Cómo salvarla es la gran cuestión. Los mecanismos de control y contrapoder están en trance de ser completamente desactivados. El reloj de Sánchez avanza a tal velocidad y con tanta determinación que, si esperamos a las elecciones generales, podría ser demasiado tarde. Para entonces ya estaríamos de facto en una democracia orgánica, donde el presidente y sus socios harán su santa voluntad. 

De la desesperación surge de nuevo la opción de la moción de censura. Pero la aritmética no da, según advierten en el PP. Y tienen razón. Sin embargo, argumentan otros, este recurso, usado como un potente altavoz, permitiría lanzar una señal de alarma que resonara por todo el país y su eco llegaría hasta Bruselas. Así, por un lado, se lograría concienciar a la opinión pública y, por otro, la Unión Europea no tendría más remedio que darse por enterada.

El problema es que esta iniciativa proviene de Vox. Y en el PP no están por la labor de que el adversario capitalice la moción. La respuesta de los de Abascal a este lógico recelo ha sido inmediata: que la capitalice un candidato de consenso. Es más, que tal candidato sea un antiguo socialista. De esta forma, además de poner contra la pared al PP, Sánchez ya no se enfrentaría a la derecha y a la extrema derecha (así suelen aludir en el PSOE a Vox, no es cosa mía), sino a todo el espectro político, descontando, claro está, a él mismo y a los secesionistas y a la extrema izquierda, que son sus aliados. 

Frente a esta demostración de altruismo, en Génova no han tenido más remedio que variar su posición, pero solo lo imprescindible para no ser señalados como el principal problema de España, junto con el PSOE. Si la moción de censura se lleva adelante, el PP no votará en contra, pero tampoco a favor. Se limitaría a abstenerse. Al fin y al cabo, por más generoso que se muestre Vox, el mérito de la iniciativa es suyo. Lo saben los de Abascal y lo saben los de Feijóo. Así pues, el PP formalmente no se opone, pero informalmente sí. 

«El celo europeo mostrado frente a las díscolas Hungría y Polonia contrasta con la tolerancia hacia Sánchez»

Ante esta falta de consenso, ¿algún viejo socialista se atreverá a recoger el guante? Si el PP no da su brazo a torcer, será bastante más que difícil. La España política tiene una ley no escrita tan simple como insuperable: para estar contra unos necesitas el amparo de los otros. Ir por libre es una temeridad. Lo hemos visto a menudo. Las vacas sagradas del progresismo que se han enfrentado al PSOE solo lo han hecho cuando han tenido el amparo tácito del PP. Como los espías en la Guerra Fría, en la izquierda solo se atreven a desertar cuando saben que al otro lado tienen asegurado el asilo.    

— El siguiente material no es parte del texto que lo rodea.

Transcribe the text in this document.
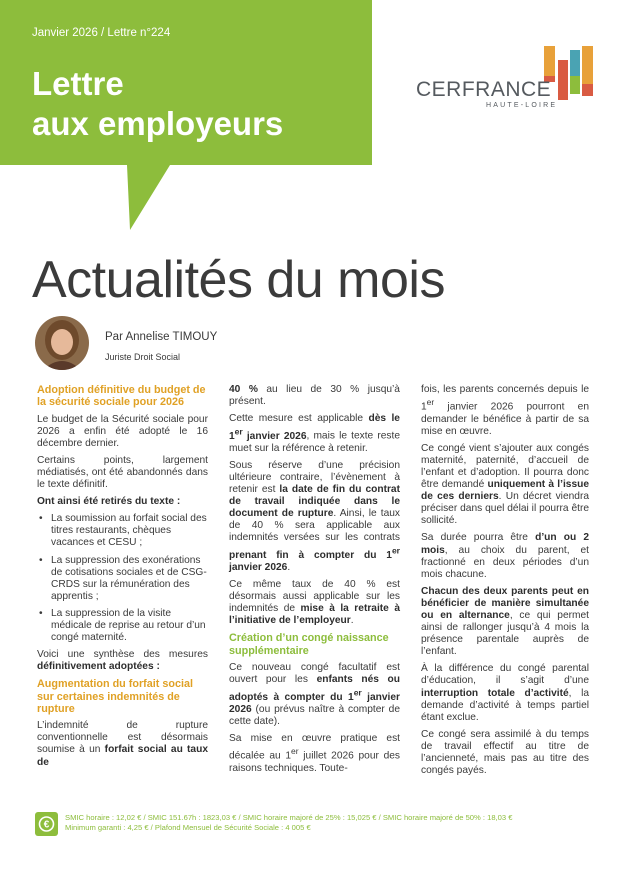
Janvier 2026 / Lettre n°224
Lettre
aux employeurs
CERFRANCE
HAUTE-LOIRE
Actualités du mois
Par Annelise TIMOUY
Juriste Droit Social
Adoption définitive du budget de la sécurité sociale pour 2026

Le budget de la Sécurité sociale pour 2026 a enfin été adopté le 16 décembre dernier.

Certains points, largement médiatisés, ont été abandonnés dans le texte définitif.

Ont ainsi été retirés du texte :

• La soumission au forfait social des titres restaurants, chèques vacances et CESU ;
• La suppression des exonérations de cotisations sociales et de CSG-CRDS sur la rémunération des apprentis ;
• La suppression de la visite médicale de reprise au retour d’un congé maternité.

Voici une synthèse des mesures définitivement adoptées :

Augmentation du forfait social sur certaines indemnités de rupture

L’indemnité de rupture conventionnelle est désormais soumise à un forfait social au taux de

40 % au lieu de 30 % jusqu’à présent.

Cette mesure est applicable dès le 1er janvier 2026, mais le texte reste muet sur la référence à retenir.

Sous réserve d’une précision ultérieure contraire, l’évènement à retenir est la date de fin du contrat de travail indiquée dans le document de rupture. Ainsi, le taux de 40 % sera applicable aux indemnités versées sur les contrats prenant fin à compter du 1er janvier 2026.

Ce même taux de 40 % est désormais aussi applicable sur les indemnités de mise à la retraite à l’initiative de l’employeur.

Création d’un congé naissance supplémentaire

Ce nouveau congé facultatif est ouvert pour les enfants nés ou adoptés à compter du 1er janvier 2026 (ou prévus naître à compter de cette date).

Sa mise en œuvre pratique est décalée au 1er juillet 2026 pour des raisons techniques. Toute-

fois, les parents concernés depuis le 1er janvier 2026 pourront en demander le bénéfice à partir de sa mise en œuvre.

Ce congé vient s’ajouter aux congés maternité, paternité, d’accueil de l’enfant et d’adoption. Il pourra donc être demandé uniquement à l’issue de ces derniers. Un décret viendra préciser dans quel délai il pourra être sollicité.

Sa durée pourra être d’un ou 2 mois, au choix du parent, et fractionné en deux périodes d’un mois chacune.

Chacun des deux parents peut en bénéficier de manière simultanée ou en alternance, ce qui permet ainsi de rallonger jusqu’à 4 mois la présence parentale auprès de l’enfant.

À la différence du congé parental d’éducation, il s’agit d’une interruption totale d’activité, la demande d’activité à temps partiel étant exclue.

Ce congé sera assimilé à du temps de travail effectif au titre de l’ancienneté, mais pas au titre des congés payés.

€
SMIC horaire : 12,02 € / SMIC 151.67h : 1823,03 € / SMIC horaire majoré de 25% : 15,025 € / SMIC horaire majoré de 50% : 18,03 €
Minimum garanti : 4,25 € / Plafond Mensuel de Sécurité Sociale : 4 005 €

En cuanto la reacción de la UE, por obra y gracia de la moción de censura, diría que lo que allí cuenta no es el qué sino el quién. Esta sospecha no es un antojo. El celo mostrado frente a las díscolas Hungría y Polonia contrasta con la tolerancia, y casi diría devoción, hacia Sánchez. También llama la atención el pánico moral que suscita en Bruselas el Twitter de Elon Musk en comparación con el vejo Twitter dirigido por una tropa de sectarios y encarnizados enemigos de la libertad de expresión.    

En buena medida, también en España importa el quién y no el qué. El centro derecha y el liberalismo castizo, donde casi todos son funcionarios, profesores o de alguna forma asalariados de la Administración, parecen haber interiorizado que un gobierno conservador, por moderado que sea, resulta poco aseado. Nuestra democracia debe cuidar las apariencias, aunque el cielo se desplome sobre nuestras cabezas.

Suponiendo que todos estos interruptores pudieran ser pulsados en la secuencia correcta, quedaría por resolver la cuestión fundamental. Una moción de censura que aritméticamente está perdida solo tiene un sentido: infundir ánimo en la opinión pública, no solo emergencias y críticas. Ha de convencer a Juan Español de que es posible otra forma de hacer política, que nada está escrito y que aún tenemos una oportunidad.